Politic?

This is a blog dedicated to a personal interpretation of political news of the day. I attempt to be as knowledgeable as possible before commenting and committing my thoughts to a day's communication.

Thursday, August 19, 2010

Advising The Vatican

"I think there was a certain culture of secrecy along with an ignorance of the psychological consequences of sexual abuse in parts of the Church in which people were displaced instead of really taking the problem very seriously. [For those who committed abuse] there was no coherence between their lives and pastoral service" Canadian Cardinal Marc Ouellet
Appointed by the Vatican to assume a prestigious, influential role, to leave Ottawa for the refined, illuminated precincts of Vatican City, Cardinal Ouellet favoured an national newspaper journalist with an updating interview, revealing some glimpses of the wisdom he brings to the hierarchical executive of the Holy Roman Catholic Church.

But really, how discerning and wise is it to attribute the zeitgeist of the times of generalized relaxed morals to the miserable failures of the Church and all too many of its priests who preyed on the trusting and the defenceless?

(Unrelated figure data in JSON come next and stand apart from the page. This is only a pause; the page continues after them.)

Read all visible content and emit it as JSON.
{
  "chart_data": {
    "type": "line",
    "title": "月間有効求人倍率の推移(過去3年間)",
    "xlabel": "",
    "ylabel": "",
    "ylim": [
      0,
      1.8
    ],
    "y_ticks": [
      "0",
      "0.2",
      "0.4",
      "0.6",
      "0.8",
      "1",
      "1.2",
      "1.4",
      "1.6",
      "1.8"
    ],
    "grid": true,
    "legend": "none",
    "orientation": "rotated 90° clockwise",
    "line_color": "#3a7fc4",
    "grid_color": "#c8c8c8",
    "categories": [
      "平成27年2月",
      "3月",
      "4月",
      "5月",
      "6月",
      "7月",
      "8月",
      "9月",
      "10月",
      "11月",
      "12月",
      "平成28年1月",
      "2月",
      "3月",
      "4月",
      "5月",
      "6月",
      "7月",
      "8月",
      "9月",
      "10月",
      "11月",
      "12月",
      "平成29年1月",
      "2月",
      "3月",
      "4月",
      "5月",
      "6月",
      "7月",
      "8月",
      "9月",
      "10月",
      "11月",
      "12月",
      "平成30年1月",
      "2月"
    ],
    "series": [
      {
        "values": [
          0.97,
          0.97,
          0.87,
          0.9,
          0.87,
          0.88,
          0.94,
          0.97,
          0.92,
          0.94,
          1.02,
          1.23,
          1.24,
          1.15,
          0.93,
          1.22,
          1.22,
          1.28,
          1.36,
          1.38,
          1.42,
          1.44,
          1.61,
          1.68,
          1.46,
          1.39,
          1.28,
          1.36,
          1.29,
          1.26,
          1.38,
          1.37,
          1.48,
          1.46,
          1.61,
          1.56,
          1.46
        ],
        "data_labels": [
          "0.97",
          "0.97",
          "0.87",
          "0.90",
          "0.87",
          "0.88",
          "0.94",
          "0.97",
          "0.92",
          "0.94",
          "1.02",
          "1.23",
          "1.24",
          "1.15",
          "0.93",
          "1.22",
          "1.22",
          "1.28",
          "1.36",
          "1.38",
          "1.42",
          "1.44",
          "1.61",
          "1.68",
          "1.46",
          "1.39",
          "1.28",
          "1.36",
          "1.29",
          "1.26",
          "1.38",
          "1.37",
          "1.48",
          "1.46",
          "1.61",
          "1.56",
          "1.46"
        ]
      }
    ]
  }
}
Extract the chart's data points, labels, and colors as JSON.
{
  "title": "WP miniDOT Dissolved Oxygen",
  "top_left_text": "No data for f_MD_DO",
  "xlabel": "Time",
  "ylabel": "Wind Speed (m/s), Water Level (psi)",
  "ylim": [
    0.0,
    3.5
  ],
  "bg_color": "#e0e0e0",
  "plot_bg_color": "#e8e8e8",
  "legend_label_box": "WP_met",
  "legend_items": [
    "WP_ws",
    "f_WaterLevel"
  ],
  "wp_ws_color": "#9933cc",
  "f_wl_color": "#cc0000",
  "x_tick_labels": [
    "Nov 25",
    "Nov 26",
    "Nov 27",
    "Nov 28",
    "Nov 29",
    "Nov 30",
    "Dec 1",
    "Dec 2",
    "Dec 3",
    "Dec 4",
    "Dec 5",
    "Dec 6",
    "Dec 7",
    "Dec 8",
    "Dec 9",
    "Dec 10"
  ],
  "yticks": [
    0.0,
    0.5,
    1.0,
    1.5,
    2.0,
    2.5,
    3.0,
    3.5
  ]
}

Excuses do not solutions make, nor do they do much in the way of encouraging a public to believe that the lesson has been well learned.

The Church has always held itself apart, while being of the world. The world's culpability in lax morals did not reflect those of the Church. And now, in this interpretation, they did and do?

The fact of the matter was that for far too long Catholic priests did not take their vows of celibacy and loyalty to the Church and protection of their flock that seriously that they would restrain their base impulses to insult the former two and violate the latter, irreparably.

Perhaps even more amazingly corrupt was that Church officials at every level took stringently covert and illegal and immoral means to protect their errant brethren.

Far more concerned - taking their cue from the very office, under the patronage of the current Pope, and to which office Cardinal Ouellet ascends - to protect the reputation of the Church and to shield the events from public scrutiny. The moral obligation to protect and give comfort to the wronged, superseded by the imperative to hide the evidence and spirit away the offender. Enabling him to continue his miserable predations elsewhere.

But Cardinal Ouellet appears a man of true conviction, a kindly figure, one whose espousal of Catholic values and their importance in the larger scheme of civilized humanity's ongoing attempts to remain civilized, seems fit for the critical importance of the position he will hold.
"My role is to help the Holy Father to provide the best pastoral leadership for the Church. And that's the big challenge ahead of me, especially in the context of what has gone on. We need people who can teach with eloquence and compassion the moral implications of the Gospel."
Heaven knows, the Catholic Church needs all the help it can get, and where else would it seek to obtain that direction than from within itself? For Pope Benedict, a man infallible in his vaunted position as God's emissary on Earth, yet so appallingly fallible in his conversation with his flock, needs the steady hand of a guiding intelligence whose ability to analyse and to interpret and to communicate has thus far eluded him personally.

Perhaps Cardinal Ouellet will be that man. Yet there are intimations of doubt in careful criticisms of the Vatican II, esteemed as a modernizing of a sclerotic institution at the time, an enlightened alteration of institutional values that had outlived their usefulness, but which Cardinal Ouellet holds to have been grossly misunderstood, setting people adrift from 'the core of their faith'.
"After the council, the sense of mission was replaced by the idea of dialogue. That we should dialogue with other faiths and not attempt to bring them the Gospels, to convert. since then, relativism has been developing more broadly." Cardinal Ouellet
Is this entirely negative? Should the Catholic Church return to its mission of declaring itself the one true path to God? It has, it seems, already embarked on that road, welcoming to its fold disappointed Anglicans intent on leaving the Anglican communion. For them, the Vatican is prepared to overlook priestly marriage, while denying it to the broader priesthood.

Will the Catholic Church now withdraw from its concessions to error in its past relations with other factions of the universal faith? Will its relations with Judaism, relieved in the shadow of Vatican II now revert to tradition?